Exploring these materials’ properties
It’s this potential, along with recent works that have unlocked new understandings of them, that prompted the research team at Lehigh University to explore how stable these materials are when they’re deformed, and whether their properties can be retained under harsh loading conditions when the solar cells could be subject to stretching and compression.
Using computational experiments, the research team demonstrated that through the addition of small molecules to the semiconducting polymer blend, the performance and stability of materials used in organic solar cells can be enhanced.
"Based on previous literature, we anticipated that variations in the materials processing parameters would influence the structure as well as the thermal and mechanical properties of these solar cells," says Balasubramanian, who goes on to note that the core finding in this study is that the presence of small molecular additives can augment the mechanical properties of the material. This is the new knowledge gained from their work.
In this study, the team also demonstrated that the mechanical stability and flexibility of typical organic solar cells is significantly impacted by molecular additives. This, the team claims, could “prove crucial” towards realizing the commercialization of organic solar cells.

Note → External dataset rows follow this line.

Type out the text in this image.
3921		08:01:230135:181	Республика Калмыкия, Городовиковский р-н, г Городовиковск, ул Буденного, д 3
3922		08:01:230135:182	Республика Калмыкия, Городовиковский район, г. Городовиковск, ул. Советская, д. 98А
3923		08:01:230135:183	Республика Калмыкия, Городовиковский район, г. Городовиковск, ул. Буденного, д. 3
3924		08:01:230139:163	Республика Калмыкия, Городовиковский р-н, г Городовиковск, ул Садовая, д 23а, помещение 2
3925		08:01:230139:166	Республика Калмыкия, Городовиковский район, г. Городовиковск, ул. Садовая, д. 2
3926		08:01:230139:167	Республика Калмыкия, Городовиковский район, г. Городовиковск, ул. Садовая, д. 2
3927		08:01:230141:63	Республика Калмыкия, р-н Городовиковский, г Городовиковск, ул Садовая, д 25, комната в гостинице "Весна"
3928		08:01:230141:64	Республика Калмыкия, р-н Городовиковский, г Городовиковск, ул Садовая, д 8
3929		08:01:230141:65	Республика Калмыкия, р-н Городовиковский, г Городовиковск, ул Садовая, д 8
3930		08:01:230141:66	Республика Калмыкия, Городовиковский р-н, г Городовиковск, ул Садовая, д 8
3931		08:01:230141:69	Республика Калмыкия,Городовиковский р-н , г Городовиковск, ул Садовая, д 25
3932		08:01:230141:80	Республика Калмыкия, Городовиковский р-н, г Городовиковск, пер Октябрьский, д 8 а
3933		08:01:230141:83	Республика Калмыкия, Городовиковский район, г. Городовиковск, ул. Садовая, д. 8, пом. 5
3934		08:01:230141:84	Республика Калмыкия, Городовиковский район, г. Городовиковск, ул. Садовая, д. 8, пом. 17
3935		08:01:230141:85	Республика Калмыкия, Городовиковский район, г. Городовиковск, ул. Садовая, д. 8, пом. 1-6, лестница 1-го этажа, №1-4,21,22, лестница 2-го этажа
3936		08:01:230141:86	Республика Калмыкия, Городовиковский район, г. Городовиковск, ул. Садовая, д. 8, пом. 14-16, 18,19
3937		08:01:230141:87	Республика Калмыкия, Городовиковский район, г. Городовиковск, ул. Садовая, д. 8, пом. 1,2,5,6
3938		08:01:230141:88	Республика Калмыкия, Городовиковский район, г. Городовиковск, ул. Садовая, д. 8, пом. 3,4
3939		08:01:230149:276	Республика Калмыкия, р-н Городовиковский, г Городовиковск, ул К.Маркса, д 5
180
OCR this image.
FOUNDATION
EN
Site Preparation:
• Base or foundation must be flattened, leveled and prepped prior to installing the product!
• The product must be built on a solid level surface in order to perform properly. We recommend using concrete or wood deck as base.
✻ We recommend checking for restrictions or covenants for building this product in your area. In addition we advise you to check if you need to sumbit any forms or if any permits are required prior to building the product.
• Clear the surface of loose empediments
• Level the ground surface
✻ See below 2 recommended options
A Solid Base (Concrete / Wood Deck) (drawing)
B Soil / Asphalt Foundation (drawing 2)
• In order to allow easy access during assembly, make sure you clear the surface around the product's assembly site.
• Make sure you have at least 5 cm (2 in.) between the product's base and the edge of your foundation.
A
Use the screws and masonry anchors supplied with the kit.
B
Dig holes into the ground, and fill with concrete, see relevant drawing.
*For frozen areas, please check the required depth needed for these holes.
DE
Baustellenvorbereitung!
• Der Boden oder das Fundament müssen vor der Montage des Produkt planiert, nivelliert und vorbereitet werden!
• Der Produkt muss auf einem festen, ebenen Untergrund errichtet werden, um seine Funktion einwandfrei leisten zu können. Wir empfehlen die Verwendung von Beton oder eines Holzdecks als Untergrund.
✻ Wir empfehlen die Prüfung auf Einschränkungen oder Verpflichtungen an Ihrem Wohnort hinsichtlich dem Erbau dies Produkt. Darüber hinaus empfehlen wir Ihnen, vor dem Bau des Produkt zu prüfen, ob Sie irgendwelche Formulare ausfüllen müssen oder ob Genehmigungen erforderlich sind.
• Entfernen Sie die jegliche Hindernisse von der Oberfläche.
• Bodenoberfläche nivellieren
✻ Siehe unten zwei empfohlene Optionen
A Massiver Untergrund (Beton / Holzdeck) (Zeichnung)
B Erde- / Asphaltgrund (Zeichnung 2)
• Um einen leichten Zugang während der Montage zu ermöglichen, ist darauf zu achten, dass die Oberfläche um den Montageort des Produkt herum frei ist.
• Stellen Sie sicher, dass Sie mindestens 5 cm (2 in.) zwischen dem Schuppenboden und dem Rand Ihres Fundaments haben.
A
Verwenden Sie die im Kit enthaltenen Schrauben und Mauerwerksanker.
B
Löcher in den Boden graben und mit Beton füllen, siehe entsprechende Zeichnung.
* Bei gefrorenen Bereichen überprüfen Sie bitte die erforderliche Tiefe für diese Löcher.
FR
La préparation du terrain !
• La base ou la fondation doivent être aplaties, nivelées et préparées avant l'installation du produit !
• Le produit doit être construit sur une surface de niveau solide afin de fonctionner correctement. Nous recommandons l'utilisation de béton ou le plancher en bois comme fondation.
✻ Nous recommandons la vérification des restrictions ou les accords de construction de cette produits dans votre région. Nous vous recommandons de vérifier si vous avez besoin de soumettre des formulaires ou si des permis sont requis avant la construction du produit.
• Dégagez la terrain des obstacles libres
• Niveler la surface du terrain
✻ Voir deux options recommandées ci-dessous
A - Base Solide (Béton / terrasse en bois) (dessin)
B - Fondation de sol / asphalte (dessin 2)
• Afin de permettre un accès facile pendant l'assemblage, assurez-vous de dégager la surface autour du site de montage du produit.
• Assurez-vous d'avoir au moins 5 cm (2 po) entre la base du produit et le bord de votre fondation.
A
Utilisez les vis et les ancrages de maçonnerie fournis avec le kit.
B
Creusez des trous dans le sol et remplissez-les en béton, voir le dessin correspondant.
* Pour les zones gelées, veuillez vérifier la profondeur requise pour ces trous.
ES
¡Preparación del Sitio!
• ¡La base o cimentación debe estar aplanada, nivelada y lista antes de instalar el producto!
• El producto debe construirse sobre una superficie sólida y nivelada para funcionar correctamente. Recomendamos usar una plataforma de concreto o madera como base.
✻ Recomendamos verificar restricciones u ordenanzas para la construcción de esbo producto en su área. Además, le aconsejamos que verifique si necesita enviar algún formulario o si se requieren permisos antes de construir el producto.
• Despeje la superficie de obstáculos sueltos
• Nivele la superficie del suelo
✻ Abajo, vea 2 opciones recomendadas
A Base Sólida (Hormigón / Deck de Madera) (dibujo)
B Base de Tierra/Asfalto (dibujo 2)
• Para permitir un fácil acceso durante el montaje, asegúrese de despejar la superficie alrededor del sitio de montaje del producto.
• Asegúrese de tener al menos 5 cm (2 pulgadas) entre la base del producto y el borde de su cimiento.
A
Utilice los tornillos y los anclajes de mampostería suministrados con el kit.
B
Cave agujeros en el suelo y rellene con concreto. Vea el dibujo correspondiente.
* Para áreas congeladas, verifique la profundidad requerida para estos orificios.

Whole new directions for research
The team’s results were achieved by performing molecular simulations on a supercomputer. In particular, the world’s fastest academic supercomputer, Frontera, located at the University of Texas at Austin. The predictions consisted of the deformation mechanisms of the polymer blend under straining conditions, as well as the examination of the material’s structure when loaded.
Although similar approaches have been considered for exploring the properties of organic photovoltaic materials, the correlation between structure and elastic properties is not something that had been done before. Through the addition of molecular additives to the polymer blends, advanced solar power materials and devices can be fabricated that can weather extreme operational conditions while delivering superior performance.
According to the researchers, this work could potentially provide whole new directions for scientific practices in this field of materials.